Fastest way to check if ranges only intersect, but not subsume

Question

Let's say I have two ranges (x1,x2) and (z1,z2). What is fastest way to check if they intersect?

 if 
 #case: (2,4), (3,6)
 x1 > z1 < x2 and (z2 < x1 or z2 > x2)
 or
 #case: (2,4) , (1,3)
 x1 > z2 < x2 and (z1 < x1 or z1 > x2)
 or
 #case: (3,6), (2,4)
 ............. reverse(1) x <--> z
 or
 #case: (1,3), (2,4)
 ............. reverse(2) x <--> z

BTW containing one range in the other is OK, for example

 (2,5) , (3,4)
 (2,5) , (3,5)
 (2,5) , (2,4)

(this makes the question not a duplicate. In addition the conditions are <, > rather than >=, <=. And one more I expect input ranges to be also unordered, for example (x2,x1),(z2,z1) ; (z1,z2),(x1,x2) )

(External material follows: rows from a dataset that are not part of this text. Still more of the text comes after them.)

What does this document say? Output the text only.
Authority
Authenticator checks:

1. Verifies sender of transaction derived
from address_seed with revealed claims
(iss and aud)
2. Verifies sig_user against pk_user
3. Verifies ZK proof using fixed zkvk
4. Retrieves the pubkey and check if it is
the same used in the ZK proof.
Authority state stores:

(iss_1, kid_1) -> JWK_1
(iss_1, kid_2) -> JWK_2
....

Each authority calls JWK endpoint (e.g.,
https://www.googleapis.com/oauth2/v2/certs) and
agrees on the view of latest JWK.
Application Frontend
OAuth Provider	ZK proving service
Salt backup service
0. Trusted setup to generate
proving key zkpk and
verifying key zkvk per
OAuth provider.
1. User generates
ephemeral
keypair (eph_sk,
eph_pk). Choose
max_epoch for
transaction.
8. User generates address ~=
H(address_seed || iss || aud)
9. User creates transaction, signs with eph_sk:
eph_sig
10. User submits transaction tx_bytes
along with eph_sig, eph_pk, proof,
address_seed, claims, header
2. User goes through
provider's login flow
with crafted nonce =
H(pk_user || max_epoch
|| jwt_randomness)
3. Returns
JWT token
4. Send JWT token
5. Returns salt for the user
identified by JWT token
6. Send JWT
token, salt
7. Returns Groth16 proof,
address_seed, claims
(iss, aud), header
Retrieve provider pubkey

But this, for example, does not count as intersection:

 (2,5), (2,5)

What is a faster way with less checks?

---

NOT a duplicate ... here is the solution :

def olap(x1,x2,z1,z2):

    if x1 == x2 or z1 == z2 : return True
    if x1 == z1 and x2 == z2 : return True

    if x1 > x2 : x1,x2 = x2,x1
    if z1 > z2 : z1,z2 = z2,z1
    if x1 > z1 or x2 > z2 : z1,z2,x1,x2 = x1,x2,z1,z2

    return x1 < z1 < x2 and (z2 < x1 or z2 > x2)

Answer 1

Simplest check is to verify a property of intersecting intervals: None of the leftmost endpoints (smaller) can be higher than a rightmost endpoint (higher).

 x1        x2
a ------------              if x1 > y2: a would be to the right of b            
       b ----------------   if y1 > x2: b would be to the right of a
           y1           y2

def overlap(x1, x2, y1, y2):
    """ Overlap means neither of the intervals 
        is "to the right or left" of the other.
    """
    return x1 <= y2 and y1 <= x2